SK Group Chairman Chey Tae-won (Yonhap)
South Korea’s antitrust watchdog will embark on a process of punitive action against SK Group and its chairman Chey Tae-won over an accusation that he plundered corporate profits during the group’s 2017 buyout of silicon wafer manufacturing firm LG Siltron, now SK Siltron.
According to industry sources on Friday, the Fair Trade Commission here is expected to inform SK Group of findings on its investigation into the SK Group’s possible irregularities during the purchase of the silicon wafer company.
When SK Group receives the antitrust watchdog’s investigation results, it has to report back to the commission with its opinions within four weeks.
The FTC will then hold a nine-member meeting later this year to decide whether to take punitive action against SK Group and its chairman.

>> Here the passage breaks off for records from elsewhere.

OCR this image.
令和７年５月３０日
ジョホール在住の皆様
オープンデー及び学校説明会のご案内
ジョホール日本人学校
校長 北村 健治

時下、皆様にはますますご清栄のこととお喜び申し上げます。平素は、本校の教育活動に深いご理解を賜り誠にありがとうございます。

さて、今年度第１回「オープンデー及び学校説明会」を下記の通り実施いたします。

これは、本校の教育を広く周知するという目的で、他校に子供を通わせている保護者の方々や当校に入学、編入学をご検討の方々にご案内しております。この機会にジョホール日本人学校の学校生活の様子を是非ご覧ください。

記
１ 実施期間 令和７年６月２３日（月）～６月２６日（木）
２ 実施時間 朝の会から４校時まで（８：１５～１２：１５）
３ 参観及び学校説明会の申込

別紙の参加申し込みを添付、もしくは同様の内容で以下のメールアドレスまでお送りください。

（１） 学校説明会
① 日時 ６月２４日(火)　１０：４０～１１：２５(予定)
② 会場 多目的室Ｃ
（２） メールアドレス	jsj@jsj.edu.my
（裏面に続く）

The FTC could potentially hand over the case to the law enforcement authority.
In January 2017, SK Holdings, the group’s holding firm, purchased a 51 percent stake in the silicon wafers manufacturing firm of LG Group for 18,000 won per share.
When SK Holdings bought the remaining 49 percent stake in LG Siltron, Chey Tae-won picked up a 29.4 percent stake in LG Siltron for 12,871 won per share.
In November of the same year, local civic group Solidarity for Economic Reform asked the FTC to investigate SK Group, alleging that the group allowed Chey to benefit from the buyout.
The FTC has investigated the case since 2018.
It reportedly suspects SK Group favored Chey by giving away its opportunity to purchase the remaining stocks for less than it previously paid.
Meanwhile, SK Group has denied the allegation, saying that there was nothing illegal about its chairman’s bid for LG Siltron. The group added that Chey took part in the bid as some overseas investors had moved to buy the stake in the wafer manufacturing company.